DEPART…I WILL SEND THEE

This verse is taken from:
Acts 22. 17-29
Thought of the day for:
14 July 2021

To witness in Jerusalem had, indeed, been in Paul’s own thoughts, though the words of the risen Lord through Ananias had implied a far wider field, ‘unto all men’, v. 15. However, Paul had been educated at Jerusalem, had brought Christians bound to it, had returned to it after his conversion, and had been performing his devotions in the temple when the Lord had appeared to him in a vision. He had gone like any devout Jew to the temple to pray for guidance.

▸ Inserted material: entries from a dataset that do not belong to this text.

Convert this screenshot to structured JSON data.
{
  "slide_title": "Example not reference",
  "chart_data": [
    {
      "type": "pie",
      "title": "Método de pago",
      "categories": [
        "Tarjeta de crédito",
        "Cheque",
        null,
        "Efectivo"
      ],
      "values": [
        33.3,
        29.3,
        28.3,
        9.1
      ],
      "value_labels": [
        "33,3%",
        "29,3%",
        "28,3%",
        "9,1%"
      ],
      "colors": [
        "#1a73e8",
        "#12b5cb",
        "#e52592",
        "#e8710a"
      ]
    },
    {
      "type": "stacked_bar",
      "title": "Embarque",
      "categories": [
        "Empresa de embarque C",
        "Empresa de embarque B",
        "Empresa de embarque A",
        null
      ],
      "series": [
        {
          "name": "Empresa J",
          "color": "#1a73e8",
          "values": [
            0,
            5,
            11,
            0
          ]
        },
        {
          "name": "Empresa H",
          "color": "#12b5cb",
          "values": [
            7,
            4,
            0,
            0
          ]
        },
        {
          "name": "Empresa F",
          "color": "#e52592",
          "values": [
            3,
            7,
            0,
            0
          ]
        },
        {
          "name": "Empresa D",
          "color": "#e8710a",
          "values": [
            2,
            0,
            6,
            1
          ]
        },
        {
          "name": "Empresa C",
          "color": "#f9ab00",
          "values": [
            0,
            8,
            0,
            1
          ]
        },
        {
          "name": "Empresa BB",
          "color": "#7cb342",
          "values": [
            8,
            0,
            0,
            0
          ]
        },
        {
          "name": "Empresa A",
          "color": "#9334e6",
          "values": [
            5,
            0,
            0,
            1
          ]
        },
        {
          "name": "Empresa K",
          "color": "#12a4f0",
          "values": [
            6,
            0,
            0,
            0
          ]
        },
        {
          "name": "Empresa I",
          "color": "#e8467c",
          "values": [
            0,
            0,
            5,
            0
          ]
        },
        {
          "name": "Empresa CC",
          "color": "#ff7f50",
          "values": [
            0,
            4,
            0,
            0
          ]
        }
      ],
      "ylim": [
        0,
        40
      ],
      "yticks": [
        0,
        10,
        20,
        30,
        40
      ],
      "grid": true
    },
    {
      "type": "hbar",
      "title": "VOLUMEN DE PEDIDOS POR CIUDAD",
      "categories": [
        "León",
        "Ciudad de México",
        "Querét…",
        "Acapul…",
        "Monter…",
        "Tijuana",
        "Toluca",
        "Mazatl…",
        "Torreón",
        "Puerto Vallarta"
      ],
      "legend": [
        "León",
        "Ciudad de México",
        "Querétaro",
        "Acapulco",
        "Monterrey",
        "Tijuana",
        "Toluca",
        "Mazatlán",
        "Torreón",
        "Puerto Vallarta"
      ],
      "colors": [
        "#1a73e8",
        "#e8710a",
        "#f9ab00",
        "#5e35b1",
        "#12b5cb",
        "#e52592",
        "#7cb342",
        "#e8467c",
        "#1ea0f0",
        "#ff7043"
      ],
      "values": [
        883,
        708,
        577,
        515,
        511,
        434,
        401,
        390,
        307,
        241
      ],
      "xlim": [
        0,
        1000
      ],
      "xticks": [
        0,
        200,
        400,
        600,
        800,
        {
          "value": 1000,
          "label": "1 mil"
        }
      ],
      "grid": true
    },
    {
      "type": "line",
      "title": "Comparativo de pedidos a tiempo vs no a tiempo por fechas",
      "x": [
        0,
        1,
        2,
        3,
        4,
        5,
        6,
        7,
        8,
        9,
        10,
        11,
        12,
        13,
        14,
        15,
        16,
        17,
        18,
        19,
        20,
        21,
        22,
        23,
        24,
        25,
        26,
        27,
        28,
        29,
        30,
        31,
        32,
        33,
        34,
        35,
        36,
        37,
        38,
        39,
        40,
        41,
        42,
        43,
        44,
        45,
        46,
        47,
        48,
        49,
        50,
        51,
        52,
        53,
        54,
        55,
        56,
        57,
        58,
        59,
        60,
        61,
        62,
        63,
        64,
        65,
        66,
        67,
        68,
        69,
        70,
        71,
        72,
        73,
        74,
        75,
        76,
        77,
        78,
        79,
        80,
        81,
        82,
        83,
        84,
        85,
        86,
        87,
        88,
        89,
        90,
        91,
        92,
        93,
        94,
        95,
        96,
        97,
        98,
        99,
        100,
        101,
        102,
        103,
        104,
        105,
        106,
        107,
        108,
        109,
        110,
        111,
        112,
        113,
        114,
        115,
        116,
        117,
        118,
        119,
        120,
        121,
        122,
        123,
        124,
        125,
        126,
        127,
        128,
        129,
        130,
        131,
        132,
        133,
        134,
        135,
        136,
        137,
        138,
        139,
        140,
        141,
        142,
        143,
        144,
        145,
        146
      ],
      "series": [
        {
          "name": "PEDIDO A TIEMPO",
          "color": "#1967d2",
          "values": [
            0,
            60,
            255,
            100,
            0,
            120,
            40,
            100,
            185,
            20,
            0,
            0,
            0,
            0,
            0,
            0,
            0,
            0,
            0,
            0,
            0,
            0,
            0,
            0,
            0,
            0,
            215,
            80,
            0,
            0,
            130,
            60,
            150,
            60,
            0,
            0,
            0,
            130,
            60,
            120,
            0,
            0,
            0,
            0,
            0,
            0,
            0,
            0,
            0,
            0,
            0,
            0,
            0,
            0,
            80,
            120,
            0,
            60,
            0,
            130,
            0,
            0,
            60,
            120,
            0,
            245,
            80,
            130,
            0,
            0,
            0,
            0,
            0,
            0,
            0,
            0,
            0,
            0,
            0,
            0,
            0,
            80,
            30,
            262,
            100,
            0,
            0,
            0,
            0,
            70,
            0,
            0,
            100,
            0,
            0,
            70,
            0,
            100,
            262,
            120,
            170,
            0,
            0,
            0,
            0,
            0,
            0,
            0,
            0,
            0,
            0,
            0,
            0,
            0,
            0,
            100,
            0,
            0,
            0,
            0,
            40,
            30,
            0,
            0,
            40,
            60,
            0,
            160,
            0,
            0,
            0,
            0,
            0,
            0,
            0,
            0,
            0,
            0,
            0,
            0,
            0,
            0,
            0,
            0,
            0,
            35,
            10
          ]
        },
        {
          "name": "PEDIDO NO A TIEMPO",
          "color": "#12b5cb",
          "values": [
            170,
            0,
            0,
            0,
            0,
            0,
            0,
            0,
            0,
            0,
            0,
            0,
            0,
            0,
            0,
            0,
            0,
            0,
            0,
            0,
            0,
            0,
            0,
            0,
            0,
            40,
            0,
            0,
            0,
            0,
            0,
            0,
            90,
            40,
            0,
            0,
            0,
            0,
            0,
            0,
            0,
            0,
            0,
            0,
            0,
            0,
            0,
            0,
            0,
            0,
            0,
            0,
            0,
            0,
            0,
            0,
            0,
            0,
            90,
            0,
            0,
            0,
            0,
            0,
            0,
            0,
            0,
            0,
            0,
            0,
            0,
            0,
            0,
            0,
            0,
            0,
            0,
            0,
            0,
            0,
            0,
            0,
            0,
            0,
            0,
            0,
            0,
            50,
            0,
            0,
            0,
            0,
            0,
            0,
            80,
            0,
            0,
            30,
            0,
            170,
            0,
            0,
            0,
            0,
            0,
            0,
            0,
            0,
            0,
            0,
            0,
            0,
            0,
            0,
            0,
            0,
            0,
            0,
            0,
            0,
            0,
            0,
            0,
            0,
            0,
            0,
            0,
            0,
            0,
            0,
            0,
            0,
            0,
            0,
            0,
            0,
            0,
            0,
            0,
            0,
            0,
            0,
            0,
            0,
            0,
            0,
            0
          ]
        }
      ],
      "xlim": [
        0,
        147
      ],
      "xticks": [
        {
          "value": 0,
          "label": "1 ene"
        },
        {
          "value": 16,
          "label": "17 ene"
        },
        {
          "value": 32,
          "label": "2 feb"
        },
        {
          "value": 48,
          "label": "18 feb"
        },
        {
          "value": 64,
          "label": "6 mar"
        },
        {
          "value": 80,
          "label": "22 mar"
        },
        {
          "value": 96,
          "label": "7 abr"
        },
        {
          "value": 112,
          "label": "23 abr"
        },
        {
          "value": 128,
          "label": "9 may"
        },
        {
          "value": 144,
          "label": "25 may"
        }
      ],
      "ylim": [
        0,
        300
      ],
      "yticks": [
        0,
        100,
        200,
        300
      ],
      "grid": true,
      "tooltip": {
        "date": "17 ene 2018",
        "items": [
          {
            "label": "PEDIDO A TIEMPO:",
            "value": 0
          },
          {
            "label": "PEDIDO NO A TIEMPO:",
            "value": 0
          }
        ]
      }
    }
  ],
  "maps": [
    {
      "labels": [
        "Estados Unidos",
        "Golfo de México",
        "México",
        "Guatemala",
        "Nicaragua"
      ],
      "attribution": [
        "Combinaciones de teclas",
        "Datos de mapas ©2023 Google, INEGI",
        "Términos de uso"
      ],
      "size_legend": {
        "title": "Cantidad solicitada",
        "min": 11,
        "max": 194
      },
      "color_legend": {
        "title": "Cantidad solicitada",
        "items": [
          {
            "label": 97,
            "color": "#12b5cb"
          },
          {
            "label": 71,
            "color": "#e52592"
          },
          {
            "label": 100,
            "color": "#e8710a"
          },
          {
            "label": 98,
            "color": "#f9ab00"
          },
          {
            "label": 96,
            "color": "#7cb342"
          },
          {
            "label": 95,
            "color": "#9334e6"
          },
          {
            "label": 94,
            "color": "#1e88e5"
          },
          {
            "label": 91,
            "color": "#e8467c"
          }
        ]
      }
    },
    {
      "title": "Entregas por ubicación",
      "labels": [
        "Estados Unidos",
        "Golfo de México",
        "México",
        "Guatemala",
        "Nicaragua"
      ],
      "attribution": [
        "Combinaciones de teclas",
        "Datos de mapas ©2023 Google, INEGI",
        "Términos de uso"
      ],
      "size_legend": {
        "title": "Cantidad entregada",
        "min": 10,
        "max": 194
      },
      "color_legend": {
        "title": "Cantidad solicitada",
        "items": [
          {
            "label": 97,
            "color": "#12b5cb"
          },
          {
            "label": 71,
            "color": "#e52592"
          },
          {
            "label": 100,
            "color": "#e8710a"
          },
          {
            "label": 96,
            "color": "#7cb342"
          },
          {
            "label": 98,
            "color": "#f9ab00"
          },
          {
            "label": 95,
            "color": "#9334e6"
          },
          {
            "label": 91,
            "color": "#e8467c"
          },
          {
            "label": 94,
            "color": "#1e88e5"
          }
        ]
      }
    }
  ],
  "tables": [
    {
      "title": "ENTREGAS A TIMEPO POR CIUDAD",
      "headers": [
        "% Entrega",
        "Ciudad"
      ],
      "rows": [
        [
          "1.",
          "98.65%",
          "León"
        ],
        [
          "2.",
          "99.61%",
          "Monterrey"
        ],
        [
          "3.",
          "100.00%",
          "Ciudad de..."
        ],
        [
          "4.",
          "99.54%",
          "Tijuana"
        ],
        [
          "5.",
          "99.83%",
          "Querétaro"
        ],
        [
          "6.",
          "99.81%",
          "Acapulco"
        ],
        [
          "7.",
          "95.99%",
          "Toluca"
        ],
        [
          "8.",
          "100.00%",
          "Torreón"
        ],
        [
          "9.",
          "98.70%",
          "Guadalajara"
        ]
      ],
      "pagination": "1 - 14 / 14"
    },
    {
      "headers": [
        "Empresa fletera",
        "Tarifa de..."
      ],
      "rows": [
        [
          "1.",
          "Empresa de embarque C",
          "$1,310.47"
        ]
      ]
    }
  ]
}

He had received guidance in one of the temple courts which they claimed he had defiled. There it was in the temple that he had received the command to go to the Gentiles, vv. 17-21; cf. 9. 26; Gal. 1. 17, 18. What else could he, a devout Jew, have done? He tells of the vision because he was most anxious to make it clear that his own inclination and prayer had been to preach the gospel to his own people and that it had only been at the urgent command of God that he had gone to the Gentiles. What a testimony he thought he might have been in the city of Jerusalem when people saw his changed life, vv. 19, 20. He would be a witness where before he had been a persecutor. But the Lord had other plans for him: ‘Depart: for I will send thee far hence unto the Gentiles’. The Lord Himself had called him to go to the Gentiles. What was more, the Lord had told him that in Jerusalem his testimony would not be accepted by the people, vv. 17,18. That had been proved true in the recent attempt to take his life, and would be again in the plot of the forty assassins, 23. 12,13. He submitted to the Lord’s command. What else could he do when he had asked ‘Lord, what wilt thou have me to do?’ 9. 6. He will write of the grace given to him that he ‘should preach among the Gentiles the unsearchable riches of Christ’, Eph. 3. 8; cf. 1 Tim. 2. 7; 2 Tim. 1. 11. Yet his heart’s desire and prayer for Israel was that they might be saved, Rom. 10. 1. There was the evidence of divine love in the heart of the apostle, that whatever his fellow countrymen did to him, he still only desired their supreme good. His defence from the steps to the citadel in Jerusalem was just one more attempt to win them for Christ. Was he successful? Note the Lord’s words in chapter 23 verse 11!